Browsing > By author > Gebert Johannes

Motivation

Human cancellous bone is a patient-specific, load-bearing tissue. Considerations of the spongious tissue's patient-specific mechanical characteristics promise to enable better fracture risk predictions, the design of patient-specific implants, and other applications.

However, trabeculae require about 0.015mm voxel spacing for their detailed structural representation. Computed tomography (CT) images of such spatial resolutions require radiation exposures that are prohibitive for use in vivo. Consequently, exact patient-specific quantifications of the spongiosa's mechanical behavior are unavailable a priori, e.g., before the patient undergoes surgery.

Following is a new method and its validation for computing patient-specific elasticities based on clinical quantitative computed tomography (cQCT).

Approach and Validation

Spongious tissues consist of marrow and trabeculae, a heterogeneous, non-repetitive structure. Rodney Hill proposed a general and exact description of two phases. Rietbergen et al. developed this idea into the "direct mechanics assessment of elastic symmetries and properties of trabecular bone architecture."

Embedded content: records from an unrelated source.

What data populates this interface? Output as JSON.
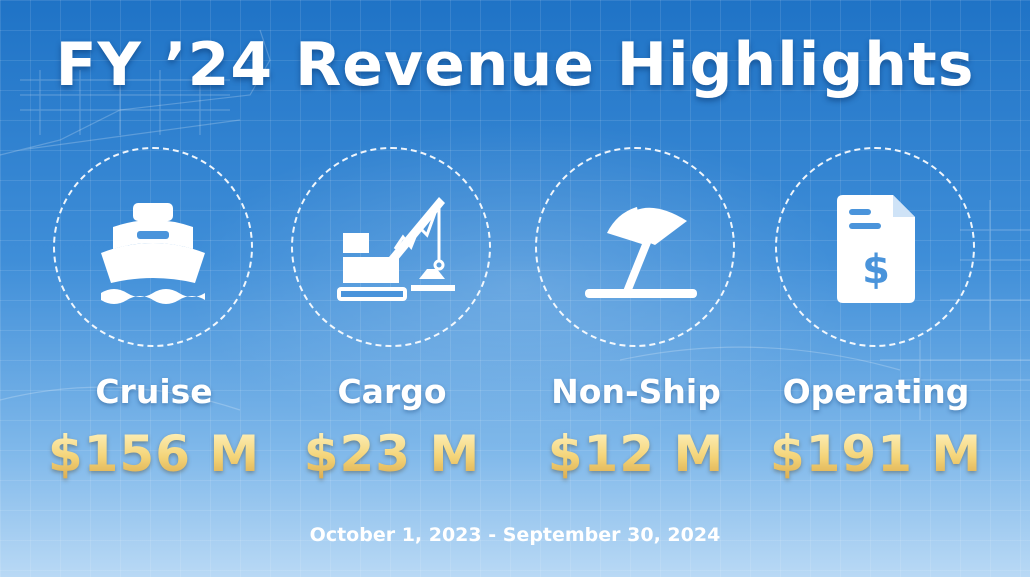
{
  "title": "FY ’24 Revenue Highlights",
  "items": [
    {
      "label": "Cruise",
      "value": "$156 M",
      "icon": "cruise-ship-icon"
    },
    {
      "label": "Cargo",
      "value": "$23 M",
      "icon": "crane-icon"
    },
    {
      "label": "Non-Ship",
      "value": "$12 M",
      "icon": "beach-umbrella-icon"
    },
    {
      "label": "Operating",
      "value": "$191 M",
      "icon": "invoice-dollar-icon"
    }
  ],
  "period": "October 1, 2023 - September 30, 2024",
  "colors": {
    "background": "#2f82d0",
    "value_gold": "#f4d478",
    "text": "#ffffff"
  }
}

Ralf Schneider implemented this direct mechanics approach for use on high-performance computers. The author developed a modified version of this software during the research. For microfocus computed tomography (µCT) scans, we rely on binary segmentation to extract the trabecular structure. The software decomposes the image into seamless, grid-parallel cuboid volume elements (VEs) of edge lengths 0.6mm, 1.2mm, 2.4mm, or 4.8mm, for which we compute effective stiffness matrices. These matrices represent the 3-dimensional, equidistant 4th-rank tensor field of mechanical elasticities of the bone. We then reorient these grid-parallel, 6x6 effective stiffness matrices to characterize the orthotropic symmetries best. The results of this process chain constitute the ground truth of this abstract.

This research aims to compute patient-specific anisotropies in vivo based on cQCT with a voxel spacing of 0.173x0.173x0.6mm. In collaboration with Peter Helwig and with the confirmation of the ethical review board, we collected and published samples of human femoral heads of patients undergoing surgery for THAs. Jan-Peter Schenkengel and his colleagues at the hospital Heidenheim scanned the femoral head with a cQCT scanner and an in vivo protocol. Additionally, we scanned the bone sample with a µCT scanner at a voxel spacing of 0.015mm.

We define the high-resolution µCT scans as the ground truth of this research. The clinical CT scan is reoriented in silico to spatially register exactly with the µCT scan of the identical bone sample.

The µCT based computations of mechanical elasticities rely on a binary segmentation of the voxel image. For cCT images, instead, we apply a direct voxel conversion based on Hounsfield values to the clinical scans. We assume that the CT attenuation depicted in the voxels of the CT scan is the superposition of the attenuation of all structural bone features contained in the respective voxel. Hence, applying a reasonable radiodensity-elasticity relationship from the literature allows us to assign mechanical properties to all voxels in a cCT image. Now, we can compute a direct mechanics assessment of the clinical image. The spatially registered cCT and µCT scans allow for comparing the anisotropies in vivo to the ground truth.

Results and Conclusions

Correlations of the spatially registered µCT to cCT comparison of the orthotropic effective stiffness give a coefficient of determination of r^2 ≥ 0.893. Eight of nine parameters have an r^2 greater than 0.9 for this representative VE edge length of 2.4mm with all parameter slopes around m ≈ 1, small intercepts b, and a p-value < 0.001. Such correlations hold despite several probable inaccuracies, which implies even higher correlations in future research.

Outlook

Probable inaccuracies are identified and can be accounted for in further research, enabling even more detailed representations of elasticities in vivo. Once these improvements are confirmed, we investigate many different bone samples. In addition, we aim to validate the method based on the opportunistic use of cQCT images that will be collected from tissues in vivo.